金閣寺に密室

室町三代将軍足利義満は、長男の義持に四代将軍職を譲ったが依然として実権を握り、政庁の北山第(金閣寺)に幕府首脳陣を呼んでは政務を執っていた。
ある嵐の日、その日も将軍義持をはじめ義持の弟の義嗣、管領家細川頼長、同じく斯波義将、四職家山名時煕、同じく一色満範らが呼ばれていた。
義嗣と一色満範が金閣の最上階に入り襖越し声を掛けても中からは返事がない。やむを得ず満範が襖に手をかけたが中に棒でもかってあるらしく襖は動かなかった。
仕方なく襖を破り中に入ってみると、天井からぶら下がった義満の首吊り死体があった。
直ちに他の首脳が集められ鳩首協議をした結果、義満は急病により死去したと発表された。だが、義嗣は義満の死に疑問を抱く。義満が自殺する理由など一つもないのだった。

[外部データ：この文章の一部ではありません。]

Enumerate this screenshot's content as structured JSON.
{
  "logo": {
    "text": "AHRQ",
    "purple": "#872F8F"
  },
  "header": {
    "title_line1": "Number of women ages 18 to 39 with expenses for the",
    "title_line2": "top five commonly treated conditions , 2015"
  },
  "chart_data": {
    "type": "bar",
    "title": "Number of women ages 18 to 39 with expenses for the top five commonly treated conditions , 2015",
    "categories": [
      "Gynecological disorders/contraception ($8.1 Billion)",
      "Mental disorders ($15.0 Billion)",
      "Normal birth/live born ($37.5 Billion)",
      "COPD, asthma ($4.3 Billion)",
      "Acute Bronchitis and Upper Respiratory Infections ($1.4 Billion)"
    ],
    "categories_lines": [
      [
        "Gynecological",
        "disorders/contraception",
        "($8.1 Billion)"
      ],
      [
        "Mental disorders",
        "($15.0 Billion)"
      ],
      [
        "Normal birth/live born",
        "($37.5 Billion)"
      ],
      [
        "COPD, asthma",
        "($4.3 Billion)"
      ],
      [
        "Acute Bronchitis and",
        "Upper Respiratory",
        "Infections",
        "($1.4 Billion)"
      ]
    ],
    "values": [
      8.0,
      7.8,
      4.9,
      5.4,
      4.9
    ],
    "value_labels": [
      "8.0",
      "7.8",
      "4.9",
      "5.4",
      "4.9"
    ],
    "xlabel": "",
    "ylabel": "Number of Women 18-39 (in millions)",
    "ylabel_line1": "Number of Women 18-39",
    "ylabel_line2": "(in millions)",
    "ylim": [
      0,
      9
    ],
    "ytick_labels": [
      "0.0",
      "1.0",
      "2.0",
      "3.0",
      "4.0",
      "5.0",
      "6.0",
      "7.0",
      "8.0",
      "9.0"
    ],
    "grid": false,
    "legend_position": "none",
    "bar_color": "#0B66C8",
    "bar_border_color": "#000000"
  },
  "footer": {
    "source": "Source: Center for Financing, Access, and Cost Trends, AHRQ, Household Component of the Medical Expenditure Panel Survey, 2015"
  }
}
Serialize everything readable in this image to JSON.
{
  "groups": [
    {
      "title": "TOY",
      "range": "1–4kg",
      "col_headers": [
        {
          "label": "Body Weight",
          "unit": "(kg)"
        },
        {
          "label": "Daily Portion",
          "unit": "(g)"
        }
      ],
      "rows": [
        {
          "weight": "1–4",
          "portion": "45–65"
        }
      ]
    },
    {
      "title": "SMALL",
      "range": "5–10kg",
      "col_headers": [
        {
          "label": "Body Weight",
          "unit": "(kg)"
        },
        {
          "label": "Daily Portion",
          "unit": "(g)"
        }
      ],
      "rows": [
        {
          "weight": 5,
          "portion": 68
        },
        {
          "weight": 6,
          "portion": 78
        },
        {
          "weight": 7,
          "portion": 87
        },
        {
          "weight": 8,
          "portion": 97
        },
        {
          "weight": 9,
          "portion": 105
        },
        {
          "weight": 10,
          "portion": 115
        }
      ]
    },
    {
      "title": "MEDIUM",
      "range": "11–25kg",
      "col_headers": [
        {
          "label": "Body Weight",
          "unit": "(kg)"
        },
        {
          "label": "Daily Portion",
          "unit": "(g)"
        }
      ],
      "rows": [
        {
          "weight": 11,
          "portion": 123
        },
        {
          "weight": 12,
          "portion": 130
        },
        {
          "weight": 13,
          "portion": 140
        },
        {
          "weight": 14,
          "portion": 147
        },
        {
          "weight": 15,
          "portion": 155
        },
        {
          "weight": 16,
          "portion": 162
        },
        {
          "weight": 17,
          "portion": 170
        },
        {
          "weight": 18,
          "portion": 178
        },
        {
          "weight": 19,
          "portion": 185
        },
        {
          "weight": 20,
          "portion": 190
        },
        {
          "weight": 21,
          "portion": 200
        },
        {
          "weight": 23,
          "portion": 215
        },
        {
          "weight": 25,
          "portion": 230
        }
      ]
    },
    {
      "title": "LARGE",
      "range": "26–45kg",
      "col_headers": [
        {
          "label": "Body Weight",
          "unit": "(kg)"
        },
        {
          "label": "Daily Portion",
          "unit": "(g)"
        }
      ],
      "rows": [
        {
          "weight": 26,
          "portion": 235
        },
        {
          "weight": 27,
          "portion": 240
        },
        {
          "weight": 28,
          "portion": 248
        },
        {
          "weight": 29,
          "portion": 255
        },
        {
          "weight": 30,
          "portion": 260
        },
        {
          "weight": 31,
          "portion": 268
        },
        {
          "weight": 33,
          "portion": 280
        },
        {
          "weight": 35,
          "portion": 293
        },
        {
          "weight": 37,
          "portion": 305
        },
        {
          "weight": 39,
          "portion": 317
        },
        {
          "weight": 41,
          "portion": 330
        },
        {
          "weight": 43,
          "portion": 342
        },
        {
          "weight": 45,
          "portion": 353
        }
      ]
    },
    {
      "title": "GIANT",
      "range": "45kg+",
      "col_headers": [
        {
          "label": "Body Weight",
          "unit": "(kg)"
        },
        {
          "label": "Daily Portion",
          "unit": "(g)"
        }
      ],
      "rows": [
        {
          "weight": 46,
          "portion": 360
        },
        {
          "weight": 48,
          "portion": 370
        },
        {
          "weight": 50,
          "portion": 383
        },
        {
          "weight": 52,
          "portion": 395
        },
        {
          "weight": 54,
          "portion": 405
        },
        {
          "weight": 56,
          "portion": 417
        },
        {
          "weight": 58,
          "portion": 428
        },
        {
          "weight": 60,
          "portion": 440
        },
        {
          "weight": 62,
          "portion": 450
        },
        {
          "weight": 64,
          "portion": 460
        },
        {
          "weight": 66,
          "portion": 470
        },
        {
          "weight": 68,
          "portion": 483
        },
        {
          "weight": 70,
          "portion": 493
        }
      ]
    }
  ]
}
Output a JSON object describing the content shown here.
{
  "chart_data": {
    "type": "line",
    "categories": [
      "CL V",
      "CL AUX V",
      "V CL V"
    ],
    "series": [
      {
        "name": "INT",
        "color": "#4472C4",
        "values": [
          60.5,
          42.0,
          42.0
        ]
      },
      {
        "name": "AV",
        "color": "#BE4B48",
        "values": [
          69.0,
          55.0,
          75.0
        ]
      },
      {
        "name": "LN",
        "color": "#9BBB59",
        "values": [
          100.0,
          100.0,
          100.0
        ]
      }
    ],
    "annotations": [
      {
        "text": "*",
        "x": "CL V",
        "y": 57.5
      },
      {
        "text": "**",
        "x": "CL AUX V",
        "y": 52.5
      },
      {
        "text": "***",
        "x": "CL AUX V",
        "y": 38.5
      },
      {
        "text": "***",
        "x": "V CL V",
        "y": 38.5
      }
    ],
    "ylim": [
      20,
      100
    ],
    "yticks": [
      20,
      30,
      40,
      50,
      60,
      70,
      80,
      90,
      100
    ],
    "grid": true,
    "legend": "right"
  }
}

義満はまさしく絶頂期にあり、義嗣に近い将来帝位を継がせ、皇室を簒奪するつもりで着々と布石を打っていたし、私生活では家臣の子女に手当たり次第伽を命じていた。こんな義満が自殺するなど考えられないことだった。

五山の一つ建仁寺で修行をする一休は、このころ京でも有名であった。まだ15歳だが頓知が利き、聡明で経典もよく覚えており建仁寺の住職も一目置いていた。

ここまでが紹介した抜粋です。